Upacara pelantikan ini tidak hanya menandai transisi kepemimpinan baru di Provinsi Papua, tetapi juga menjadi momentum penting untuk mempercepat pembangunan di wilayah timur Indonesia yang kaya sumber daya alam.
Kedatangan Mathius Fakhiri beserta wakilnya menjadi sorotan utama di Kompleks Istana Kepresidenan. Pantauan lapangan menunjukkan, keduanya tiba sekitar pukul 13.44 WIB dengan mengenakan seragam dinas upacara lengkap. Meski dikerubungi wartawan, pasangan ini tampak fokus dan tidak banyak memberikan pernyataan, menjaga nuansa resmi acara pelantikan.
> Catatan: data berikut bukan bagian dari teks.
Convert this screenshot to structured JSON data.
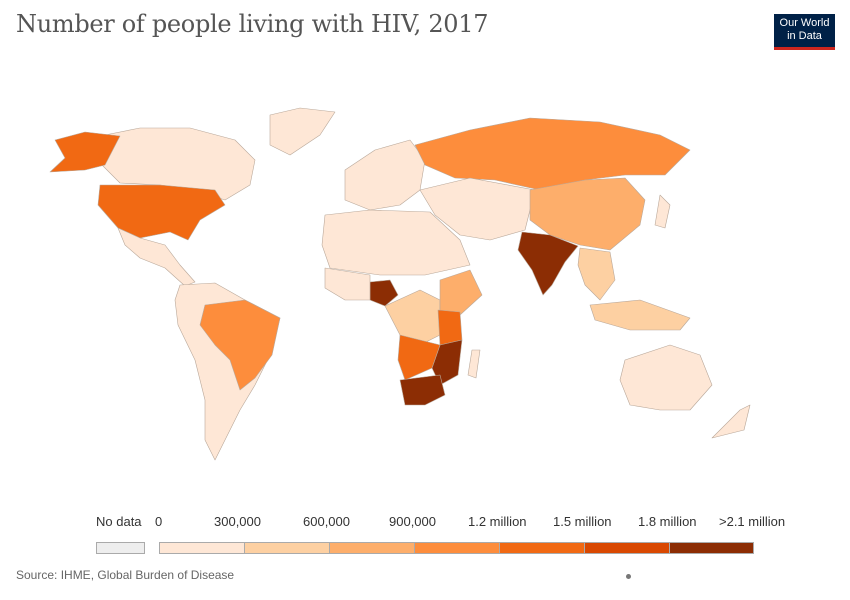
{
  "title": "Number of people living with HIV, 2017",
  "logo": {
    "line1": "Our World",
    "line2": "in Data"
  },
  "legend": {
    "no_data_label": "No data",
    "no_data_color": "#eeeeee",
    "labels": [
      "0",
      "300,000",
      "600,000",
      "900,000",
      "1.2 million",
      "1.5 million",
      "1.8 million",
      ">2.1 million"
    ],
    "colors": [
      "#fee7d6",
      "#fdd0a2",
      "#fdae6b",
      "#fd8d3c",
      "#f16913",
      "#d94801",
      "#8c2d04"
    ]
  },
  "source": "Source: IHME, Global Burden of Disease",
  "map_colors": {
    "lowest": "#fee7d6",
    "low": "#fdd0a2",
    "mid": "#fdae6b",
    "midhigh": "#fd8d3c",
    "high": "#f16913",
    "veryhigh": "#d94801",
    "top": "#8c2d04"
  }
}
Pelantikan ini merupakan bagian dari agenda prioritas pemerintahan Prabowo untuk memperkuat tata kelola daerah otonom khusus seperti Papua.
Selain gubernur baru, Presiden juga langsung mengukuhkan 10 Duta Besar Luar Negeri Luar Biasa dan Berkuasa Penuh (LBBP), yang diharapkan mendorong diplomasi ekonomi Indonesia di tengah dinamika global. Upacara berlangsung singkat namun khidmat, dengan protokol ketat yang melibatkan pejabat tinggi negara.
Menteri Transmigrasi Iftitah Sulaiman, yang turut hadir, membagikan pandangannya soal rangkaian pelantikan ini. “Gubernur Papua ya kemungkinan, Gubernur Papua,” katanya singkat kepada wartawan usai acara.
Ia juga menyinggung penunjukan tambahan untuk mendukung otonomi khusus Papua, termasuk jabatan Ketua Komite Eksekutif Percepatan Pembangunan Papua yang akan dipegang Wakil Menteri Dalam Negeri, Ribka Haluk.
“Kemudian badan otonomi khusus Papua, yang lainnya saya belum tahu,” ujarnya.
Langkah ini dianggap krusial mengingat Papua sebagai provinsi dengan potensi besar di sektor pertambangan, pertanian, dan pariwisata, namun masih menghadapi tantangan infrastruktur dan pemerataan ekonomi.
Pemerintah pusat berharap kepemimpinan Mathius Fakhiri—yang terpilih melalui proses demokrasi lokal—dapat membawa inovasi dalam program Otsus (Otonomi Khusus) untuk kesejahteraan masyarakat adat dan pendatang.
Dengan pelantikan ini, fokus pembangunan Papua kini beralih ke eksekusi lapangan, termasuk peningkatan akses pendidikan, kesehatan, dan konektivitas digital.